After the Spring Festival holiday,downstream coking plants and steel mills mainly consumed inventory.The total inventory of coking coal in steel mills and coking plants was 14.3935 million tons,a decrease of 1.4541 million tons from the same period in 2024,which is at a low level in recent years.Among them,the inventory of coking coal in sample steel mills and independent coking plants were 7.6878 million tons and 7.9908 million tons,respectively,both at their lowest levels in the same period of history.Recently,with the expectation of warmer weather and the resumption of blast furnace production,downstream coking plants and steel mills have been replenishing their coking coal and coke inventories,and the accumulation rate of upstream inventories has slowed down.This is also a sign of improvement in the supply-demand margin,”said Wei Yaru.

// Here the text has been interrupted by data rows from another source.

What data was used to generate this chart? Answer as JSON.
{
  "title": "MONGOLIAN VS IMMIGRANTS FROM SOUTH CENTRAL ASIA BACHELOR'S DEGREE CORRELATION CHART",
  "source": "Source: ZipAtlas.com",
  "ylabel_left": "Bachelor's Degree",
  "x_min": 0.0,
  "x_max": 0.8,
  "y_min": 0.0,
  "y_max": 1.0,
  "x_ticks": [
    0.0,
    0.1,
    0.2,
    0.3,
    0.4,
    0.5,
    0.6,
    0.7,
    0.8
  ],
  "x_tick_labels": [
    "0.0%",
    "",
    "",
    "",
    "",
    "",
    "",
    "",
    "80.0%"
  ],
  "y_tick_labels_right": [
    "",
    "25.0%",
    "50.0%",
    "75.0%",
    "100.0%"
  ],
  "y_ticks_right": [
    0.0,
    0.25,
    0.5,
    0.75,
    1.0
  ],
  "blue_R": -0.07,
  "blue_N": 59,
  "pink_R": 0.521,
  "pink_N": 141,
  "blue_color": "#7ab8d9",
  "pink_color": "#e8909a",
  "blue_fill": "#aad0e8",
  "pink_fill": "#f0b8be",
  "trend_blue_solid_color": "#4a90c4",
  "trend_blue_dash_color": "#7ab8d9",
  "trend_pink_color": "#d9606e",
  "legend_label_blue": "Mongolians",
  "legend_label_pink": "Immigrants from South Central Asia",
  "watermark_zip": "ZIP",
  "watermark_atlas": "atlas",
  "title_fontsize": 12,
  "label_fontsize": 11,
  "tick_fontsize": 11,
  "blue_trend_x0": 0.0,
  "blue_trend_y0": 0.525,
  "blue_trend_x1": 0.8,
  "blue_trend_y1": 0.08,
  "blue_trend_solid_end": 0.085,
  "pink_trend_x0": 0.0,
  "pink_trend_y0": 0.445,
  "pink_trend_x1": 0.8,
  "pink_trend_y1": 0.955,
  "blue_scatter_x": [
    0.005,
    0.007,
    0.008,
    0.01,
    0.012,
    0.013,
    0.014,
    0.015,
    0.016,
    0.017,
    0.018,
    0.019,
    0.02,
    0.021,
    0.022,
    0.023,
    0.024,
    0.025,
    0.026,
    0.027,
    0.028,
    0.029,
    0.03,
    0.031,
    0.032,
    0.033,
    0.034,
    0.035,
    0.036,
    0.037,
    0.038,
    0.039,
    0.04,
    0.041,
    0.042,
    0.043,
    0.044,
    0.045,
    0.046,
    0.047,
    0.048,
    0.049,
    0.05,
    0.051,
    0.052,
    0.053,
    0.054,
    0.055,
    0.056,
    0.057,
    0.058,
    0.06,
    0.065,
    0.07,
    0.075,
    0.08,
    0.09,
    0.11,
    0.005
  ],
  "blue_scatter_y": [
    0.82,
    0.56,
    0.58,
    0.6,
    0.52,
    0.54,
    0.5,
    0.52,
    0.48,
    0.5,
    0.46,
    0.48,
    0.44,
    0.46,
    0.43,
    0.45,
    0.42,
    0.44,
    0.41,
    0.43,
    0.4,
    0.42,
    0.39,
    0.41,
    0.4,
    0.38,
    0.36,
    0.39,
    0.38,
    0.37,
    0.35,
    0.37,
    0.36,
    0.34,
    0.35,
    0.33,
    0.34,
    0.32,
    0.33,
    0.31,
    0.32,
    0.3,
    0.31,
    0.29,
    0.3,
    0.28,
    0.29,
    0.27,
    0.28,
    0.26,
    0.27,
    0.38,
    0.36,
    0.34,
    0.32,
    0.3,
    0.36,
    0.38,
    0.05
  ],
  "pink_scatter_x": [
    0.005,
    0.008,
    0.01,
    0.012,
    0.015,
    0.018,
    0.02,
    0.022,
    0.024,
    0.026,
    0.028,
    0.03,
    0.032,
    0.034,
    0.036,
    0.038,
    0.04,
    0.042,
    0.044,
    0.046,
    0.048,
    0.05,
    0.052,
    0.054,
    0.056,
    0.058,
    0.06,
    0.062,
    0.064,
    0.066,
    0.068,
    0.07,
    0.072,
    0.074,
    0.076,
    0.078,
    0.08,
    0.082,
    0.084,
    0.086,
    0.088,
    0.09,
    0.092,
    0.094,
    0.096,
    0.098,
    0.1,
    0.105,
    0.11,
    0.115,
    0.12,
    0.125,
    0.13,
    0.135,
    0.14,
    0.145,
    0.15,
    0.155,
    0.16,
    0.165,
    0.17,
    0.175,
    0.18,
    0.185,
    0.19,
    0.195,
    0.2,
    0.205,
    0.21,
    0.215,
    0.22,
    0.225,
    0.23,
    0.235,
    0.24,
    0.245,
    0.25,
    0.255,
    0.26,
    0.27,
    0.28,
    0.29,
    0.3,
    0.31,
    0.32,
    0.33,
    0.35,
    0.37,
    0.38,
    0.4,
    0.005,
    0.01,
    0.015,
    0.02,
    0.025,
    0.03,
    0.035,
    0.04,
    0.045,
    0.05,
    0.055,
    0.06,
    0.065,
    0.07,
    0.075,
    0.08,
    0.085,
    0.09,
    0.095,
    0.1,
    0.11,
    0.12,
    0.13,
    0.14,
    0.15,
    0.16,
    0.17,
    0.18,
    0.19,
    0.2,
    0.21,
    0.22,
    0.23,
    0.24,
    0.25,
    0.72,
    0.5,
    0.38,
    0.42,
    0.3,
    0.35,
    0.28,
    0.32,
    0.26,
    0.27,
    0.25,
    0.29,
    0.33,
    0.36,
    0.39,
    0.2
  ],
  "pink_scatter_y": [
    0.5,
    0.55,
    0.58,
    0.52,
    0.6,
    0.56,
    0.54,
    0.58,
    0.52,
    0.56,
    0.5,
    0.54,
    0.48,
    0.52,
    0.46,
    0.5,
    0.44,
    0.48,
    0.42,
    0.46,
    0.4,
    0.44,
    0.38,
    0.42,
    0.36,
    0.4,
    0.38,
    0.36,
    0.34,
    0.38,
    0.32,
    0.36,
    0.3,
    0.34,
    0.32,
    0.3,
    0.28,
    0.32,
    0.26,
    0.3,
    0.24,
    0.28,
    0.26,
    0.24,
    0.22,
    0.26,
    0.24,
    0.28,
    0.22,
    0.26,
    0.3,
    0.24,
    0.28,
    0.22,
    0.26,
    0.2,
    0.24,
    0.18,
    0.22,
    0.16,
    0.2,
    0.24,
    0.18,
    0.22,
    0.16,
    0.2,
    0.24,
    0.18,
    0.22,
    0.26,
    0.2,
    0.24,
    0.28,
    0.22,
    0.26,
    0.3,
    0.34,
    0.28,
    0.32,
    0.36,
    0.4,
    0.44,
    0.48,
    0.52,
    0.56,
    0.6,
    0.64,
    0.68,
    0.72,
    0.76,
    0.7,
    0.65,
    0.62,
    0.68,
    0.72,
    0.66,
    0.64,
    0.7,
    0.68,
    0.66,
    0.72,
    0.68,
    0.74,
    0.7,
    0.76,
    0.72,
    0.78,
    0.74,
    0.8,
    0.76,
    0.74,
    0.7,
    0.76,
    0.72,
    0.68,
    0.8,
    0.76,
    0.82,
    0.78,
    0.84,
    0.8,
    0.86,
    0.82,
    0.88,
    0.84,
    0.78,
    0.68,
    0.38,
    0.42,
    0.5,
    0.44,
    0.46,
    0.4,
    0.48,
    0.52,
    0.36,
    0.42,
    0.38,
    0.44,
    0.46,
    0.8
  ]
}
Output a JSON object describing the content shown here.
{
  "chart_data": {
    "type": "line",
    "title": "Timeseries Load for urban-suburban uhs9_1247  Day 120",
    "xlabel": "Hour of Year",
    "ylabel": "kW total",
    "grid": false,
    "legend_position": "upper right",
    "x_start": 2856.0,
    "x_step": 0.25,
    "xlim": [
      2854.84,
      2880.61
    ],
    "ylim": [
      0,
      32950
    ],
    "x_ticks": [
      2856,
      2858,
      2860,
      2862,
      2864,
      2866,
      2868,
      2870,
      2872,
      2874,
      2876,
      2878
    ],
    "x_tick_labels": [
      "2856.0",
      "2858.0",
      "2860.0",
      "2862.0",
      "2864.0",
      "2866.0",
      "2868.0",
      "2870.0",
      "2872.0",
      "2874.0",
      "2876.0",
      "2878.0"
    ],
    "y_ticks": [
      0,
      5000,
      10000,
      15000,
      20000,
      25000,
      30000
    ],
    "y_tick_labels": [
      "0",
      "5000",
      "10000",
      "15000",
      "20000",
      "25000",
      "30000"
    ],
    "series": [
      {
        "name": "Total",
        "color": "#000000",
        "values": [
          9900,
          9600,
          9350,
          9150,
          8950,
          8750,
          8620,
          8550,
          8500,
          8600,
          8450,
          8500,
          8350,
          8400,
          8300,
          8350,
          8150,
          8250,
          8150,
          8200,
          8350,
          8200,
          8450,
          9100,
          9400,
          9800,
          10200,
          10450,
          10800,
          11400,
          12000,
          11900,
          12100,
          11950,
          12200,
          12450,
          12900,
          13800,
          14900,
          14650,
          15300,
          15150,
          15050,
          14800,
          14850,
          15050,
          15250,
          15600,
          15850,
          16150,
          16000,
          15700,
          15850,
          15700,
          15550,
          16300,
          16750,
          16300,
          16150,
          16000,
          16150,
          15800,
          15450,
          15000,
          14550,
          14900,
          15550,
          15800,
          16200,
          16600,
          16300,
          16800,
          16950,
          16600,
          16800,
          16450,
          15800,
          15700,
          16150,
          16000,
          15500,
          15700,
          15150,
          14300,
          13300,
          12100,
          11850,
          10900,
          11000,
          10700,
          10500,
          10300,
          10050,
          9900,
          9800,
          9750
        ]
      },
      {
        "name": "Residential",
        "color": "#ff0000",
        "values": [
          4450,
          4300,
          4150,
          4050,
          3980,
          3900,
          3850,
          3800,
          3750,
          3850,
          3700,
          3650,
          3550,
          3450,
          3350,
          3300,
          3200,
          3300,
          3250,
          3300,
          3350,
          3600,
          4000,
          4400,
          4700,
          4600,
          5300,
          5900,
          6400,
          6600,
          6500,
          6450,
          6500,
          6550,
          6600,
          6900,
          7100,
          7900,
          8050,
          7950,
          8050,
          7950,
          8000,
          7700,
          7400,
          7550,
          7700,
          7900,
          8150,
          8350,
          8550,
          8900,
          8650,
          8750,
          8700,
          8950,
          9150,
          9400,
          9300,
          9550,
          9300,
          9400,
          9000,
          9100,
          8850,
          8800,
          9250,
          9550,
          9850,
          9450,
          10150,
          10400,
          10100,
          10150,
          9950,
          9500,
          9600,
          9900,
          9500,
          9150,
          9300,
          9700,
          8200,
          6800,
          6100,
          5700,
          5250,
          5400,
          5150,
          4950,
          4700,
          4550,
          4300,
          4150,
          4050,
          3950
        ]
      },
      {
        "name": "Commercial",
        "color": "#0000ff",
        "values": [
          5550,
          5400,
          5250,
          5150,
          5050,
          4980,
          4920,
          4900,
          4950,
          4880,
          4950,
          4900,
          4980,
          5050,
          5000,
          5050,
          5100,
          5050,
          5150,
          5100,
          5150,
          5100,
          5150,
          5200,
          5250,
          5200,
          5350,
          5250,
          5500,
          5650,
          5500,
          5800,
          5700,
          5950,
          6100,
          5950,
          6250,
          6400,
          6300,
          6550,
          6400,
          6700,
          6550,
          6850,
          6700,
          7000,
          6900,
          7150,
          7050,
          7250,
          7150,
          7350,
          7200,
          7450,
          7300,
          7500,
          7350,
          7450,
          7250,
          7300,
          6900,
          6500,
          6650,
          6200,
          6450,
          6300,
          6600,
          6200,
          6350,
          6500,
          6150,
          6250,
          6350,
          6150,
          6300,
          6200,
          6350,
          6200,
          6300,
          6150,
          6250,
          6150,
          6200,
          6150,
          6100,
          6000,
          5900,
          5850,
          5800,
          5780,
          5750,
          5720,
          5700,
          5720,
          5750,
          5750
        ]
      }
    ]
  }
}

Regarding the future market of coal and coke,Wang Xintong believes that in the situation of sustained oversupply of coke,it is difficult for coke to break out of an independent market,and it mainly revolves around fluctuations in coke prices.The fundamentals of coal and coke spot stocks are weak,and downstream replenishment sentiment is average,mainly relying on on-demand procurement.Entering March,with the recovery of downstream demand,coking coal prices may still have support.In the medium to long term,the contradiction on the supply side of coking coal has not been resolved,so the fundamentals are still weak.
In the medium to long term,the downward trend of dual coke prices has not changed,but with the improvement of demand enthusiasm and the expectation of macroeconomic favorable policies,the futures prices of coking coal and coke may temporarily bottom out.It is recommended to pay attention to the release of macroeconomic policies and the profit situation of coking steel enterprises in the later stage,”said Wei Yaru.